In one sense, buying a second hand car with finance is not only the norm but also the only way to do it, unless you have a nice wad of cash stashed away somewhere!
Of course, you could go into your local dealers and try to buy a car with the vegetable produce out of your garden or by swapping some of your spare clothes for it. Good luck if you succeed! Sadly though, car salespeople are notoriously unimaginative and may tediously insist on you paying for the vehicle with something they recognise as finance – i.e. money.
This isn’t just an attempt to get a cheap laugh by playing with words and there is a key message here. You can only buy a car (usually!) by doing something that involves putting money into the seller’s bank account. They won’t care two hoots where it came from, but you may need to unless you’re fond of wasting piles of your cash.

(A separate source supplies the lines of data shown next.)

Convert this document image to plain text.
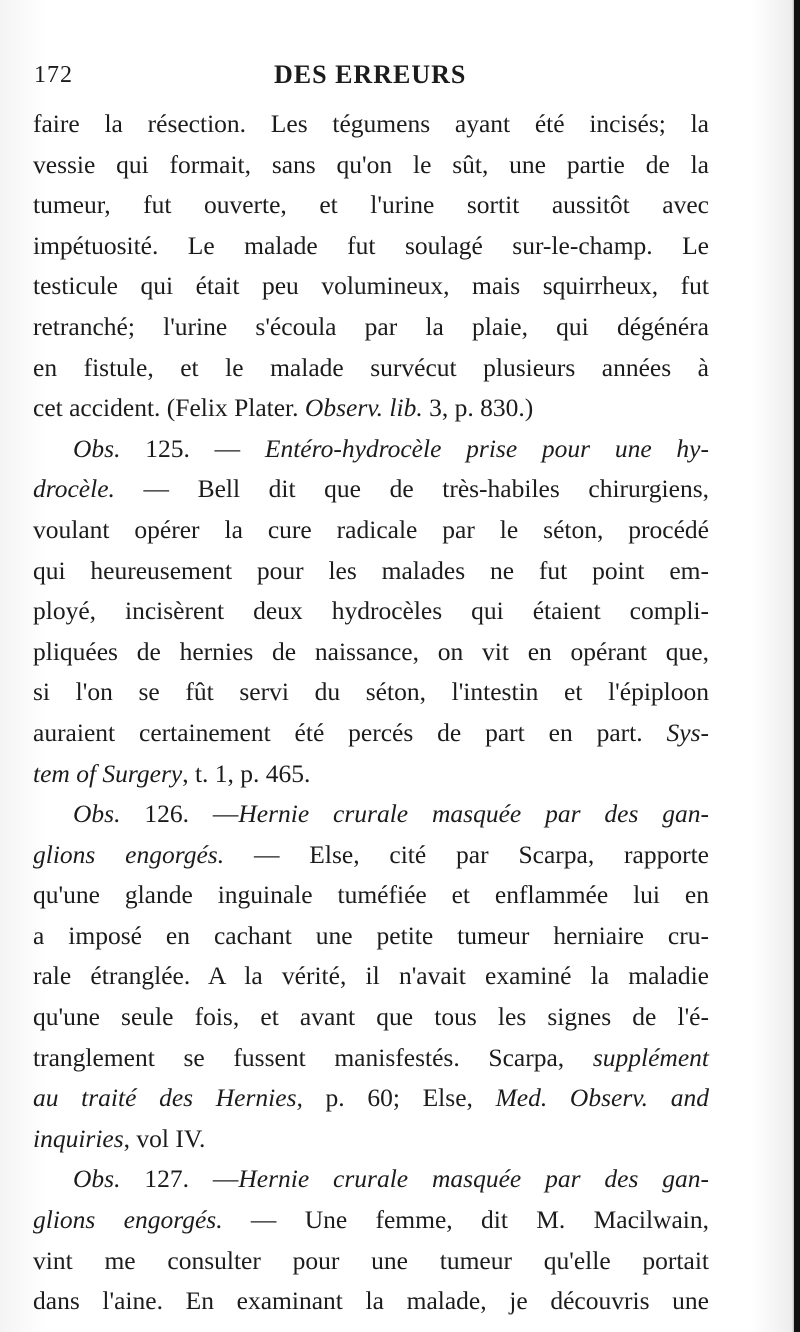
172	DES ERREURS
faire la résection. Les tégumens ayant été incisés; la
vessie qui formait, sans qu'on le sût, une partie de la
tumeur, fut ouverte, et l'urine sortit aussitôt avec
impétuosité. Le malade fut soulagé sur-le-champ. Le
testicule qui était peu volumineux, mais squirrheux, fut
retranché; l'urine s'écoula par la plaie, qui dégénéra
en fistule, et le malade survécut plusieurs années à
cet accident. (Felix Plater. Observ. lib. 3, p. 830.)
Obs. 125. — Entéro-hydrocèle prise pour une hy-
drocèle. — Bell dit que de très-habiles chirurgiens,
voulant opérer la cure radicale par le séton, procédé
qui heureusement pour les malades ne fut point em-
ployé, incisèrent deux hydrocèles qui étaient compli-
pliquées de hernies de naissance, on vit en opérant que,
si l'on se fût servi du séton, l'intestin et l'épiploon
auraient certainement été percés de part en part. Sys-
tem of Surgery, t. 1, p. 465.
Obs. 126. —Hernie crurale masquée par des gan-
glions engorgés. — Else, cité par Scarpa, rapporte
qu'une glande inguinale tuméfiée et enflammée lui en
a imposé en cachant une petite tumeur herniaire cru-
rale étranglée. A la vérité, il n'avait examiné la maladie
qu'une seule fois, et avant que tous les signes de l'é-
tranglement se fussent manisfestés. Scarpa, supplément
au traité des Hernies, p. 60; Else, Med. Observ. and
inquiries, vol IV.
Obs. 127. —Hernie crurale masquée par des gan-
glions engorgés. — Une femme, dit M. Macilwain,
vint me consulter pour une tumeur qu'elle portait
dans l'aine. En examinant la malade, je découvris une
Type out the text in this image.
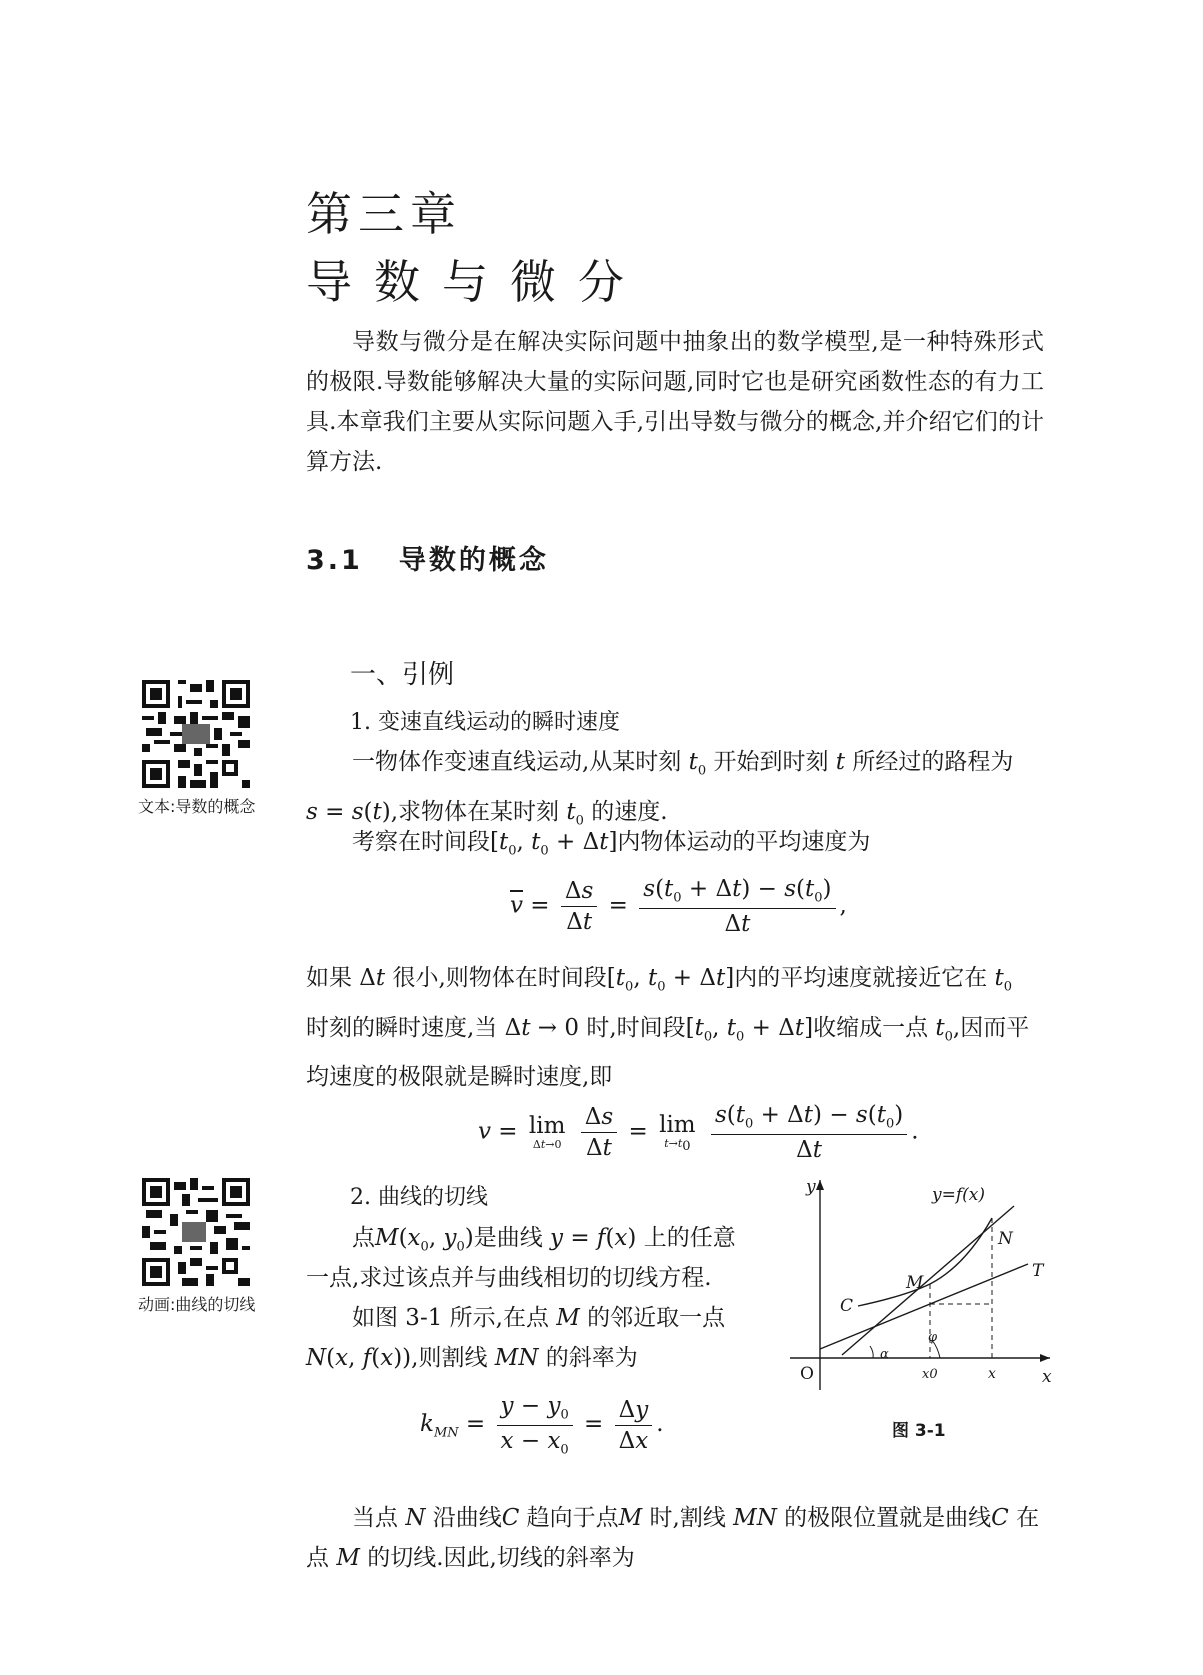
第三章
导数与微分
导数与微分是在解决实际问题中抽象出的数学模型,是一种特殊形式的极限.导数能够解决大量的实际问题,同时它也是研究函数性态的有力工具.本章我们主要从实际问题入手,引出导数与微分的概念,并介绍它们的计算方法.
3.1 导数的概念
一、引例
文本:导数的概念
1. 变速直线运动的瞬时速度
一物体作变速直线运动,从某时刻 $t_0$ 开始到时刻 t 所经过的路程为
s = s(t),求物体在某时刻 $t_0$ 的速度.
考察在时间段[$t_0$, $t_0 + \Delta t$]内物体运动的平均速度为
$\overline{v} = \frac{\Delta s}{\Delta t} = \frac{s(t_0 + \Delta t) - s(t_0)}{\Delta t}$ ,
如果 Δt 很小,则物体在时间段[$t_0$, $t_0 + \Delta t$]内的平均速度就接近它在 $t_0$
时刻的瞬时速度,当 Δt → 0 时,时间段[$t_0$, $t_0 + \Delta t$]收缩成一点 $t_0$,因而平
均速度的极限就是瞬时速度,即
v = lim
Δt→0
$\frac{\Delta s}{\Delta t} = \lim$
$t\to t_0$
$\frac{s(t_0 + \Delta t) - s(t_0)}{\Delta t}$ .
动画:曲线的切线
2. 曲线的切线
点$M(x_0$, $y_0$)是曲线 y = f(x) 上的任意
一点,求过该点并与曲线相切的切线方程.
如图 3-1 所示,在点 M 的邻近取一点
N(x, f(x)),则割线 MN 的斜率为
$k_{MN} = \frac{y - y_0}{x - x_0} = \frac{\Delta y}{\Delta x}$ .
y
x
O
y=f(x)
N
M
T
C
α
φ
x0	x
图 3-1
当点 N 沿曲线C 趋向于点M 时,割线 MN 的极限位置就是曲线C 在
点 M 的切线.因此,切线的斜率为
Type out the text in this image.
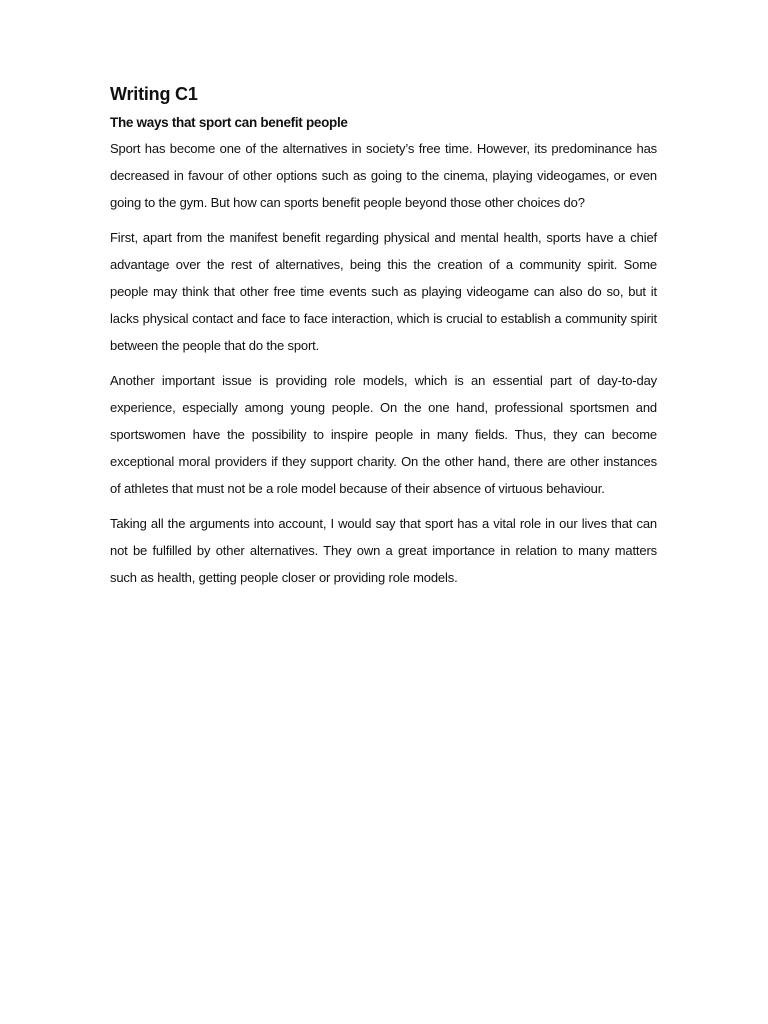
Writing C1
The ways that sport can benefit people

Sport has become one of the alternatives in society’s free time. However, its predominance has decreased in favour of other options such as going to the cinema, playing videogames, or even going to the gym. But how can sports benefit people beyond those other choices do?

First, apart from the manifest benefit regarding physical and mental health, sports have a chief advantage over the rest of alternatives, being this the creation of a community spirit. Some people may think that other free time events such as playing videogame can also do so, but it lacks physical contact and face to face interaction, which is crucial to establish a community spirit between the people that do the sport.

Another important issue is providing role models, which is an essential part of day-to-day experience, especially among young people. On the one hand, professional sportsmen and sportswomen have the possibility to inspire people in many fields. Thus, they can become exceptional moral providers if they support charity. On the other hand, there are other instances of athletes that must not be a role model because of their absence of virtuous behaviour.

Taking all the arguments into account, I would say that sport has a vital role in our lives that can not be fulfilled by other alternatives. They own a great importance in relation to many matters such as health, getting people closer or providing role models.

That’s because, wherever that money comes from, it is ‘finance’. If you pay by cash, you’re financing the purchase yourself. This involves cost to you because the money spent on the car could be put to other uses and possibly in turn generate income for you, even if only in account interest.
If you borrow the money from someone else (and excluding the relatively small number of cases where people have a rich relation who will lend money for nothing), then you’re going to have to pay for that loan.
The cost of that borrowing is usually called ‘the interest’ although you may also face some administration and servicing charges as well.
The good news is that you may not be reduced to begging from relatives you haven’t seen for the past 10 years because there are many institutions around that may be prepared to offer you a loan – in other words help with buying a second hand car with finance. These may include people such as the dealerships, car manufacturers, banks and finance companies etc. You may also be able to use plastic if your credit limit is high enough.
The less than good news is that the cost of this borrowing and the ease of obtaining it, can both vary hugely. There are a large number of factors that can affect this and they’re far too numerous to outline here, but your cost of borrowing could be far higher than necessary if you choose the wrong loan.
So a key question is “how does one find the best deals”?
Well, it may be a simple question but there’s no simple answer. It all depends upon those factors mentioned above and every case is different. Looking at a specific car purchase requirement, the individual’s position and what the best options are in the market, is not easy.
That’s why it may be advisable to consult the specialists and seek expert advice.
There are specialist car finance websites that have a wide variety of advice, guidance and information. They can often identify where the best deals are to fit your particular circumstances.
So if you’re reluctantly resigned to buying a second hand car with finance as opposed to barter or just your winning smile, checking out the specialist sites for deals and help may not be a bad idea.